Grapevine-based video game retailer GameStop underwhelmed investors and skipped the usual Q&A in its first earnings report since the company became the darling of day traders in a Reddit-fueled stock-buying frenzy in January.
GameStop reported $80.5 million in profit and $2.1 billion in sales in the fourth quarter of 2020, coming in just under analysts’ expectations. The company’s revenue for the three-month period that ended Jan. 30 represented a 3% decline from a year ago.
Shares of GameStop were still up 900% from the start of the year by the end of last week and soared as high as $483 a share during the January frenzy. But shares fell nearly 7% over the course of trading Tuesday, closing at $181.75. The falloff continued in after-hours trading, dropping below $160 by 6 p.m. CT.
The retailers’ stock performance has been so hyped that listeners dialing into its earnings webcast hit capacity Tuesday afternoon. What they heard was that the company’s revenue plummeted 21% last year during the pandemic to $5.09 billion. But the company did cut its annual loss to $215 million, down from $470.9 million the previous year.
In an announcement billed as bolstering the company’s transition to e-commerce sales, GameStop announced a number of new executive hires. Google and Amazon veteran Jenna Owens will become its new chief operating officer, beginning next week. Owens joins the company off her most recent stint as director and general manager for distribution and multichannel fulfillment at Amazon.
GameStop has also hired former Zulily vice president of supply chain technology Ken Suzuki as its new VP of supply chain, and former Chewy Inc. vice president of e-commerce Neda Pacifico as its new senior VP over e-commerce.
GameStop closed 693 retail storefronts in 2020 – a 12% reduction of its global footprint. GameStop has been shrinking its retail presence for some time, and the hundreds of store closures have been expected since CEO George Sherman first discussed the acceleration of shutdowns in 2019.
It still operated nearly 3,200 stores in the U.S., including 326 in Texas at the end of 2020. The company has 1,848 stores with leases expiring this year.
GameStop plans to operate with fewer stores as it attempts to funnel store customers to its website, which saw a 191% increase in sales last year.
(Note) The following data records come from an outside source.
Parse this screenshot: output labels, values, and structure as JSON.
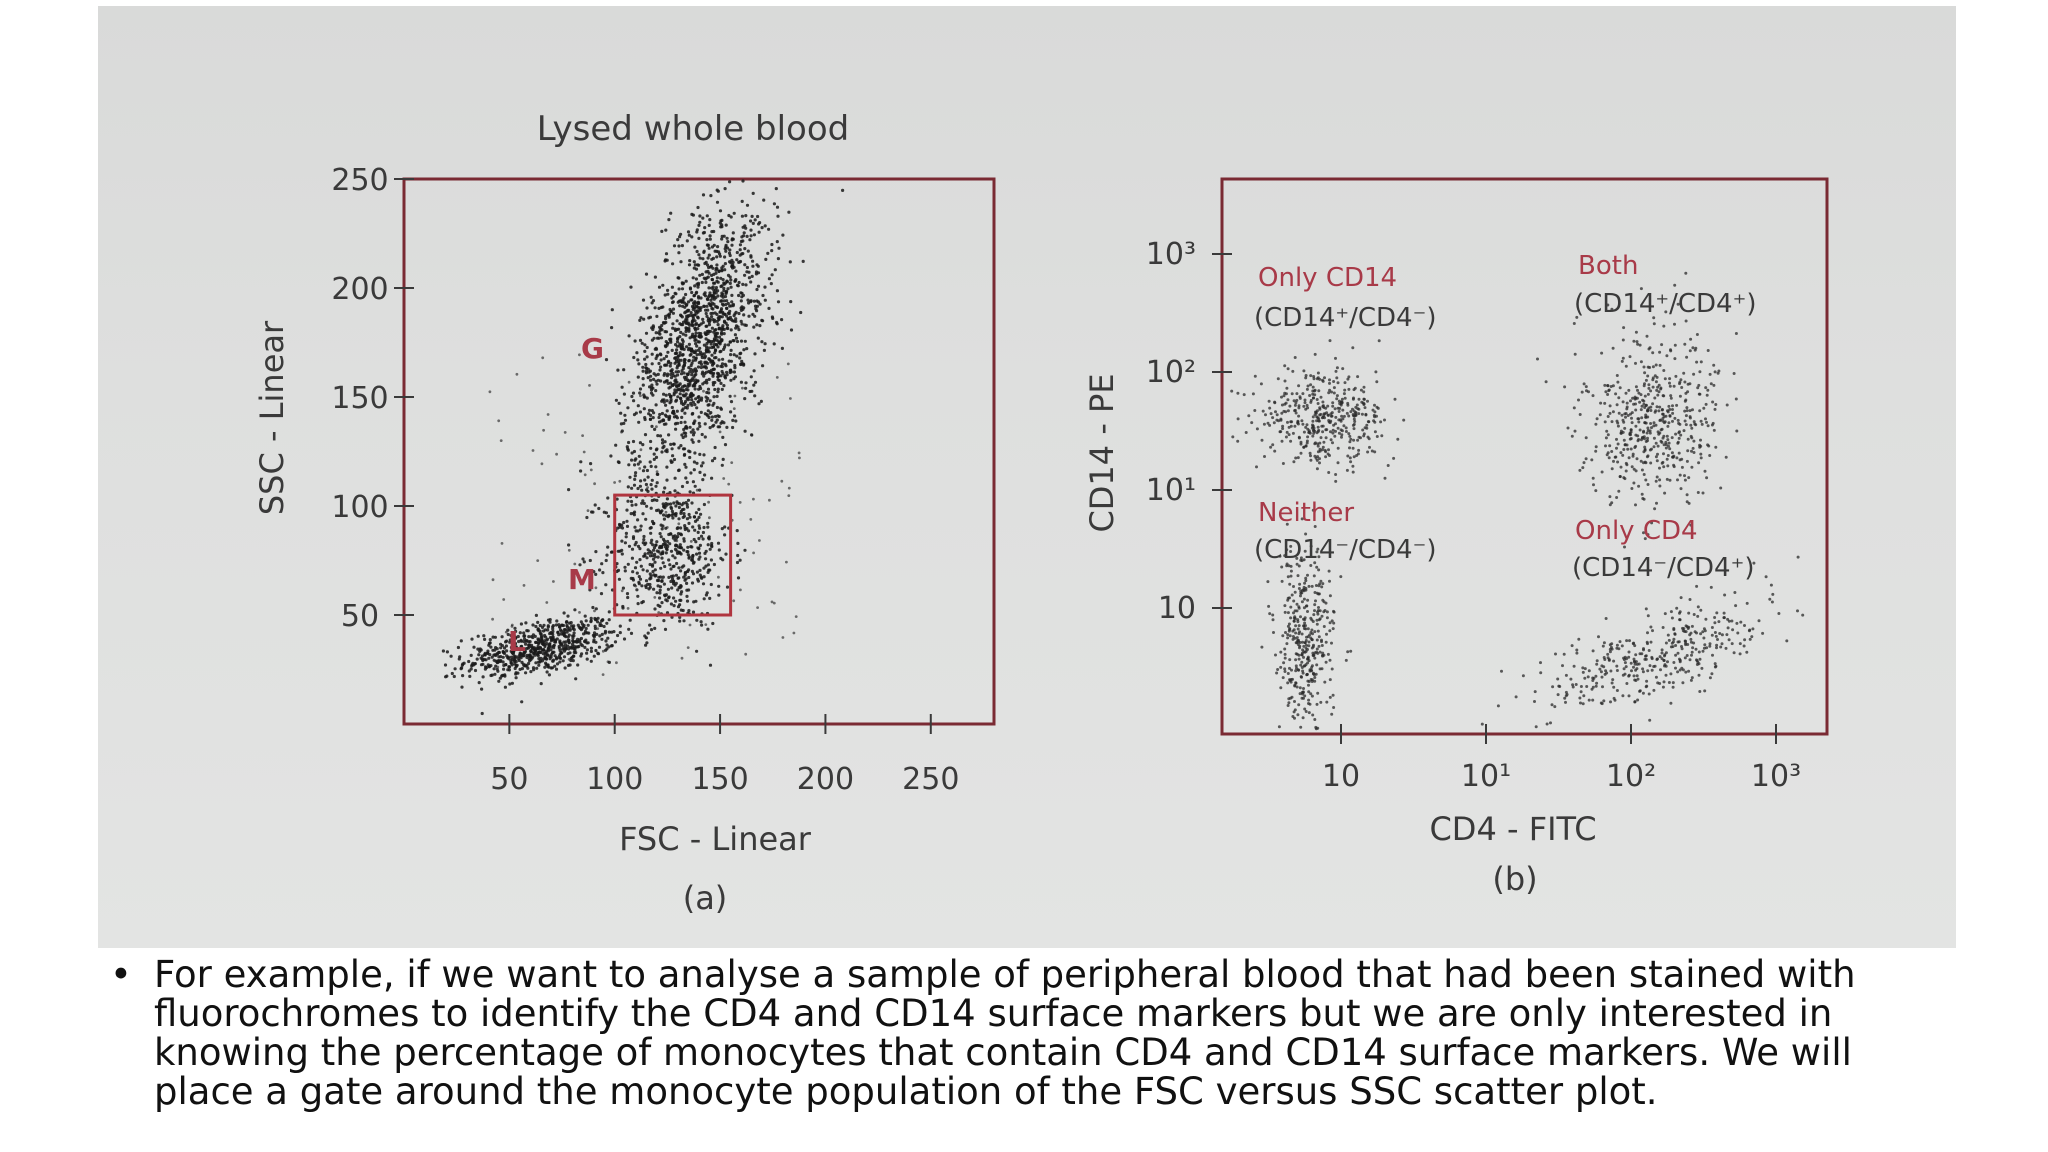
{
  "slide": {
    "caption": "For example, if we want to analyse a sample of peripheral blood that had been stained with fluorochromes to identify the CD4 and CD14 surface markers but we are only interested in knowing the percentage of monocytes that contain CD4 and CD14 surface markers. We will place a gate around the monocyte population of the FSC versus SSC scatter plot.",
    "bullet": "•"
  },
  "colors": {
    "axis": "#7a2a33",
    "dots": "#1a1a1a",
    "label_red": "#a83a48",
    "text": "#3a3a3a"
  },
  "chart_data": [
    {
      "type": "scatter",
      "panel_label": "(a)",
      "title": "Lysed whole blood",
      "xlabel": "FSC - Linear",
      "ylabel": "SSC - Linear",
      "x_ticks": [
        "50",
        "100",
        "150",
        "200",
        "250"
      ],
      "y_ticks": [
        "50",
        "100",
        "150",
        "200",
        "250"
      ],
      "xlim": [
        0,
        280
      ],
      "ylim": [
        0,
        250
      ],
      "gate": {
        "label": "M",
        "x": [
          100,
          155
        ],
        "y": [
          50,
          105
        ]
      },
      "series": [
        {
          "name": "L",
          "center": [
            65,
            35
          ],
          "spread": [
            18,
            6
          ],
          "count": 650
        },
        {
          "name": "M",
          "center": [
            125,
            78
          ],
          "spread": [
            15,
            17
          ],
          "count": 520
        },
        {
          "name": "G",
          "center": [
            140,
            175
          ],
          "spread": [
            14,
            32
          ],
          "count": 1500
        }
      ]
    },
    {
      "type": "scatter",
      "panel_label": "(b)",
      "xlabel": "CD4 - FITC",
      "ylabel": "CD14 - PE",
      "x_ticks": [
        "10",
        "10¹",
        "10²",
        "10³"
      ],
      "y_ticks": [
        "10",
        "10¹",
        "10²",
        "10³"
      ],
      "scale": "log",
      "quadrants": [
        {
          "name": "Only CD14",
          "sub": "(CD14⁺/CD4⁻)"
        },
        {
          "name": "Both",
          "sub": "(CD14⁺/CD4⁺)"
        },
        {
          "name": "Neither",
          "sub": "(CD14⁻/CD4⁻)"
        },
        {
          "name": "Only CD4",
          "sub": "(CD14⁻/CD4⁺)"
        }
      ]
    }
  ]
}
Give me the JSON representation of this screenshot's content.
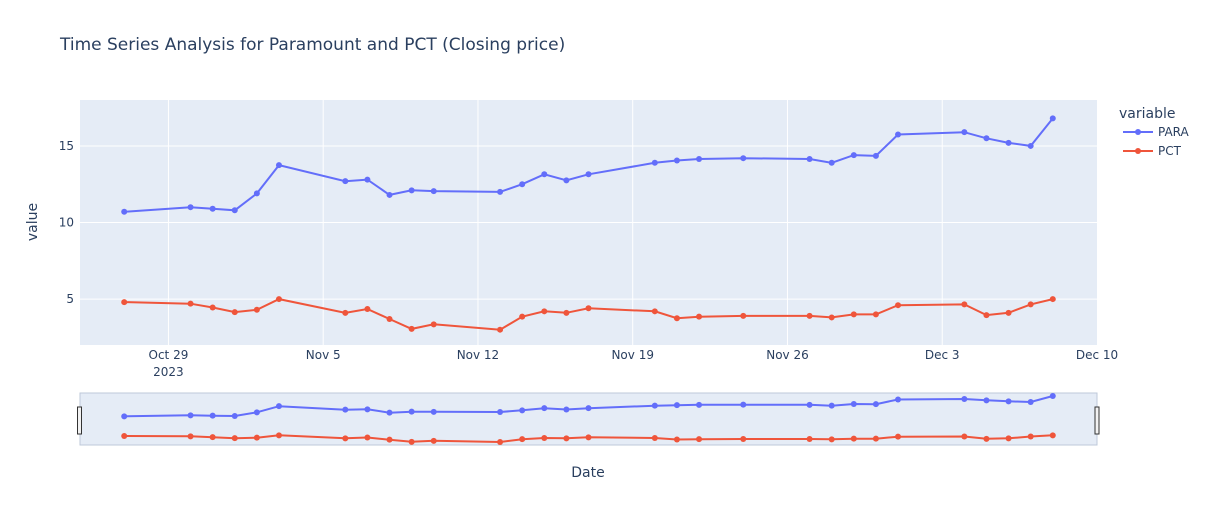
{
  "chart_data": {
    "type": "line",
    "title": "Time Series Analysis for Paramount and PCT (Closing price)",
    "xlabel": "Date",
    "ylabel": "value",
    "legend_title": "variable",
    "legend_position": "right",
    "grid": true,
    "range_slider": true,
    "ylim": [
      2.0,
      18.0
    ],
    "xlim": [
      "2023-10-25",
      "2023-12-10"
    ],
    "y_ticks": [
      "5",
      "10",
      "15"
    ],
    "x_ticks": [
      {
        "date": "2023-10-29",
        "label": "Oct 29",
        "sublabel": "2023"
      },
      {
        "date": "2023-11-05",
        "label": "Nov 5",
        "sublabel": ""
      },
      {
        "date": "2023-11-12",
        "label": "Nov 12",
        "sublabel": ""
      },
      {
        "date": "2023-11-19",
        "label": "Nov 19",
        "sublabel": ""
      },
      {
        "date": "2023-11-26",
        "label": "Nov 26",
        "sublabel": ""
      },
      {
        "date": "2023-12-03",
        "label": "Dec 3",
        "sublabel": ""
      },
      {
        "date": "2023-12-10",
        "label": "Dec 10",
        "sublabel": ""
      }
    ],
    "x": [
      "2023-10-27",
      "2023-10-30",
      "2023-10-31",
      "2023-11-01",
      "2023-11-02",
      "2023-11-03",
      "2023-11-06",
      "2023-11-07",
      "2023-11-08",
      "2023-11-09",
      "2023-11-10",
      "2023-11-13",
      "2023-11-14",
      "2023-11-15",
      "2023-11-16",
      "2023-11-17",
      "2023-11-20",
      "2023-11-21",
      "2023-11-22",
      "2023-11-24",
      "2023-11-27",
      "2023-11-28",
      "2023-11-29",
      "2023-11-30",
      "2023-12-01",
      "2023-12-04",
      "2023-12-05",
      "2023-12-06",
      "2023-12-07",
      "2023-12-08"
    ],
    "series": [
      {
        "name": "PARA",
        "color": "#636efa",
        "values": [
          10.7,
          11.0,
          10.9,
          10.8,
          11.9,
          13.75,
          12.7,
          12.8,
          11.8,
          12.1,
          12.05,
          12.0,
          12.5,
          13.15,
          12.75,
          13.15,
          13.9,
          14.05,
          14.15,
          14.2,
          14.15,
          13.9,
          14.4,
          14.35,
          15.75,
          15.9,
          15.5,
          15.2,
          15.0,
          16.8
        ]
      },
      {
        "name": "PCT",
        "color": "#ef553b",
        "values": [
          4.8,
          4.7,
          4.45,
          4.15,
          4.3,
          5.0,
          4.1,
          4.35,
          3.7,
          3.05,
          3.35,
          3.0,
          3.85,
          4.2,
          4.1,
          4.4,
          4.2,
          3.75,
          3.85,
          3.9,
          3.9,
          3.8,
          4.0,
          4.0,
          4.6,
          4.65,
          3.95,
          4.1,
          4.65,
          5.0
        ]
      }
    ]
  }
}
And the retailer appears to be making progress toward that shift, noting that its online sales accounted for 34% of all sales in the fourth quarter compared with 12% during the same time in 2019.
Over the course of the pandemic, online purchases accounted for one-third of GameStop’s sales, according to a company filing.
In a statement Tuesday, Sherman didn’t address the Reddit-fueled stock rally directly but nodded at activist investor Ryan Cohen, saying the company has “added important experience to our board by appointing several new directors with backgrounds in corporate finance, e-commerce and technology and subsequently established a strategy-focused committee to accelerate our transformation.”
Cohen, the founder of Chewy Inc., energized investors when he was added to GameStop’s board of directors in early January. Cohen is leading the new strategy committee aimed at transforming the company to succeed in the digital era. The committee took credit for recent hires and the resignation of GameStop’s chief financial officer, Jim Bell.
On Tuesday, GameStop said it was parting ways with another executive – chief customer officer Frank Hamlin, according to a filing. Hamlin will continue in his current role until March 30.
For the rest of 2021, the company said it will look to capitalize on a new generation of consoles and game titles expected to publish this year.
“Our emphasis in 2021 will be on improving our e-commerce and customer experience, increasing our speed of delivery, providing superior customer service and expanding our catalogue,” Sherman said in a statement.
Video game console and hardware sales jumped 121% in February over 2020 levels, according to an analysis from NDP Group. The increase in sales, led by the PlayStation 5, which is now the fastest-selling console in history, could bring a needed windfall for GameStop.
While sales of the new PS5, Xbox One X and still-popular Nintendo Switch consoles promised to provide a holiday boost in revenue for the retailer, ongoing supply chain issues over the course of the pandemic have hampered the amount of inventory retailers and big-box stores can keep on shelves.
The new consoles also come in versions that don’t require a physical game disc and instead include a hard drive for storing digital games purchased directly from publishers like Microsoft and Sony – something GameStop has noted in filings could continue to eat into its share of the video game market.
GameStop ended the year with $362 million in debt, down from $420 million in 2019. In July, it also sold its corporate headquarters in Grapevine, as well as its Canadian and Australian HQs, and leased the spaces back.